Nouvelles pistes pour prévenir ALZHEIMER

À juste titre la maladie d’Alzheimer fait peur, que ce soit pour soi-même, quand passent les années, ou pour les membres de sa famille. Au fur et à mesure qu’avancent les recherches sur cette redoutable maladie, on s’aperçoit qu’elle ne représente pas une fatalité due, par exemple, à l’âge ou aux aléas de la vie. Et l’on a également établi aujourd’hui que son origine n’est pas uniquement endogène, liée à l’état physique et au capital génétique de la personne, mais que l’environnement, au sens le plus large, joue aussi un rôle important.

Une étude scientifique, publiée voici quelques jours dans la revue « British Medical Journal », et portant sur près de 1500 patients vivant dans la région de Montpellier suivis pendant dix ans, a mis en évidence qu’il existe non pas une, mais des stratégies pour diminuer significativement les risques d’être atteint de la maladie. Cette étude a été menée par une équipe de chercheurs français de l’Inserm (Institut national de la santé et de la recherche médicale), sous la direction de Karen Ritchie. Trois fronts de lutte principaux se dégagent de cette importante étude, bien que la correction des autres facteurs de risque, déjà connus depuis des années, c’est-à-dire maladies cardiovasculaires, consommation excessive d’alcool, diabète et niveau intellectuel bas doivent continuer à être prise en considération.

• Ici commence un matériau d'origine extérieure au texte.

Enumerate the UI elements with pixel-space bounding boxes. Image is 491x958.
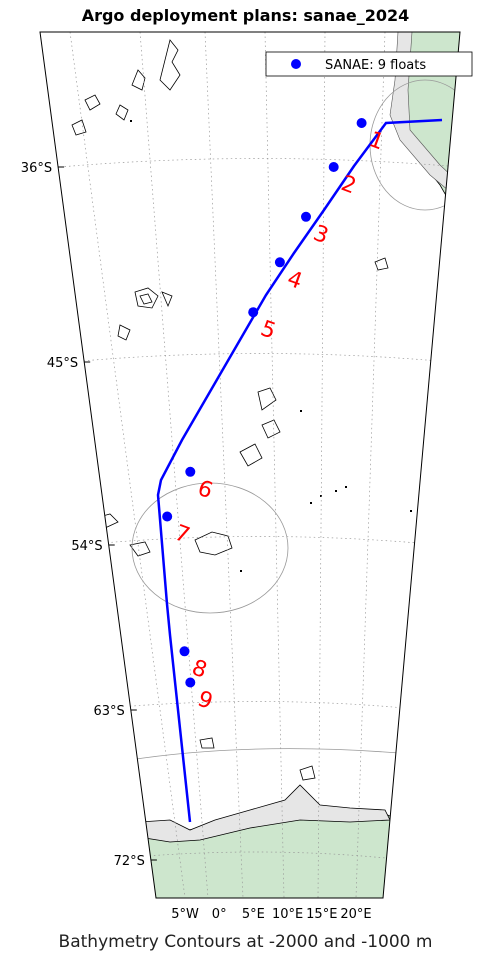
- float-label-2: 2: [338, 171, 360, 199]
- float-label-6: 6: [194, 476, 216, 504]
- float-label-7: 7: [171, 521, 193, 549]
- lon-tick-label: 20°E: [340, 907, 371, 922]
- lon-tick-label: 0°: [212, 907, 227, 922]
- float-label-9: 9: [194, 687, 216, 715]
- lon-grid: [70, 32, 385, 898]
- range-circle-south: [132, 483, 288, 613]
- lon-tick-label: 15°E: [306, 907, 337, 922]
- lat-tick-label: 72°S: [114, 854, 145, 869]
- lat-tick-label: 63°S: [94, 704, 125, 719]
- float-marker-2: [329, 162, 339, 172]
- float-marker-8: [180, 646, 190, 656]
- lat-tick-label: 36°S: [21, 161, 52, 176]
- float-marker-5: [248, 307, 258, 317]
- float-marker-6: [185, 467, 195, 477]
- lat-tick-label: 45°S: [47, 356, 78, 371]
- lon-tick-label: 10°E: [272, 907, 303, 922]
- lat-grid: [60, 159, 460, 861]
- lat-tick-labels: 36°S 45°S 54°S 63°S 72°S: [21, 161, 157, 869]
- lat-tick-label: 54°S: [71, 539, 102, 554]
- bathymetry-contours: [72, 40, 388, 780]
- float-label-4: 4: [284, 266, 306, 294]
- islets: [130, 120, 412, 572]
- bathymetry-caption: Bathymetry Contours at -2000 and -1000 m: [0, 932, 491, 952]
- float-marker-7: [162, 512, 172, 522]
- lon-tick-labels: 5°W 0° 5°E 10°E 15°E 20°E: [171, 907, 371, 922]
- ice-edge-line: [100, 749, 470, 765]
- float-marker-3: [301, 212, 311, 222]
- float-marker-1: [357, 118, 367, 128]
- lon-tick-label: 5°E: [242, 907, 265, 922]
- float-label-1: 1: [366, 127, 388, 155]
- float-marker-4: [275, 257, 285, 267]
- float-label-5: 5: [257, 316, 279, 344]
- legend-label: SANAE: 9 floats: [325, 58, 426, 73]
- float-marker-9: [185, 678, 195, 688]
- legend: SANAE: 9 floats: [266, 52, 472, 76]
- legend-marker: [291, 59, 301, 69]
- lon-tick-label: 5°W: [171, 907, 199, 922]
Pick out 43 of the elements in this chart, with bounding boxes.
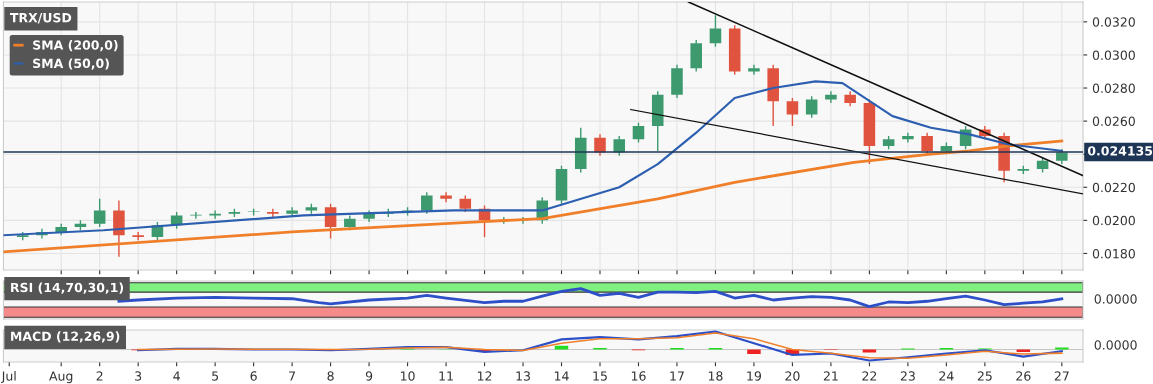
x-tick-label: 10	[400, 371, 415, 381]
y-tick-label: 0.0220	[1092, 182, 1135, 193]
ref-line-label: 0.024135	[1087, 146, 1153, 156]
chart-title: RSI (14,70,30,1)	[11, 282, 124, 294]
x-tick-label: 19	[747, 371, 762, 381]
x-tick-label: 25	[977, 371, 992, 381]
x-tick-label: 24	[939, 371, 954, 381]
x-tick-label: 27	[1054, 371, 1069, 381]
y-tick-label: 0.0180	[1092, 248, 1135, 259]
text: 0.0000	[1094, 340, 1137, 350]
x-tick-label: 8	[327, 371, 334, 381]
x-tick-label: 13	[516, 371, 530, 381]
x-tick-label: 16	[631, 371, 646, 381]
legend-label: SMA (50,0)	[33, 58, 109, 70]
y-tick-label: 0.0300	[1092, 50, 1135, 60]
legend-label: SMA (200,0)	[33, 40, 118, 52]
x-tick-label: 12	[477, 371, 492, 381]
x-tick-label: 21	[823, 371, 838, 381]
x-tick-label: 17	[670, 371, 684, 381]
x-tick-label: 6	[250, 371, 257, 381]
x-tick-label: 22	[862, 371, 877, 381]
x-tick-label: 3	[135, 371, 142, 381]
x-tick-label: 7	[289, 371, 296, 381]
x-tick-label: Jul	[1, 371, 16, 384]
x-tick-label: 14	[554, 371, 569, 381]
x-tick-label: Aug	[49, 371, 73, 384]
x-tick-label: 5	[212, 371, 219, 381]
text: TRX/USD	[10, 12, 72, 24]
x-tick-label: 20	[785, 371, 800, 381]
x-tick-label: 26	[1016, 371, 1031, 381]
chart-title: MACD (12,26,9)	[11, 331, 120, 343]
x-tick-label: 23	[900, 371, 915, 381]
y-tick-label: 0.0280	[1092, 83, 1135, 93]
x-tick-label: 4	[173, 371, 180, 381]
x-tick-label: 11	[439, 371, 453, 381]
y-tick-label: 0.0260	[1092, 116, 1135, 127]
y-tick-label: 0.0320	[1092, 17, 1135, 27]
text: 0.0000	[1094, 294, 1137, 304]
x-tick-label: 18	[708, 371, 723, 381]
x-tick-label: 2	[96, 371, 103, 381]
x-tick-label: 9	[365, 371, 373, 381]
y-tick-label: 0.0200	[1092, 215, 1135, 226]
x-tick-label: 15	[593, 371, 607, 381]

Éviter la dépression. Celle-ci apparaît comme un facteur de risque déterminant dans la survenue de la maladie d’Alzheimer. Elle y est associée dans 70 % des cas ! Les chercheurs affirment donc que le traitement précoce de la dépression pourrait réduire de 10 % le risque d’Alzheimer.

Importante, l’hygiène de vie. Et ce volet de prévention comporte plusieurs facettes. Sont des facteurs de risque avérés, tout d’abord, le manque d’activité physique, malheureusement souvent fréquent ; ensuite, un taux de graisses élevé dans l’organisme, ainsi qu’un prédiabète ou un diabète (production d’insuline modifiée). Donc, il faut réduire sa consommation de viande et de graisses animales (ces dernières au profit des « bonnes » graisses végétales, huiles d’olive, colza, lin, noix) et BOUGER ! Toutes ces mesures réduisent, selon l’étude, le risque de 11 %.

Autre élément environnemental, l’activité intellectuelle. Ne plus stimuler son cerveau ouvre la porte à la maladie. Mesures à prendre : oublier le plus possible la télé au profit de jeux, mots croisés ou autres, lectures, visites d’expositions, sorties, mais aussi de la vie sociale (associations, groupes d’activités, etc.). Tout cela pouvant réduire les risques de 18 %. Vous le voyez, les moyens de lutte sont à votre portée. L’étude ne portait pas sur ce sujet. Mais vous pouvez ajouter une supplémentation bien ciblée : oméga 3, antioxydants comme coenzyme Q10, MSM, SOD, polyphénols, etc., demandez conseil à votre pharmacien.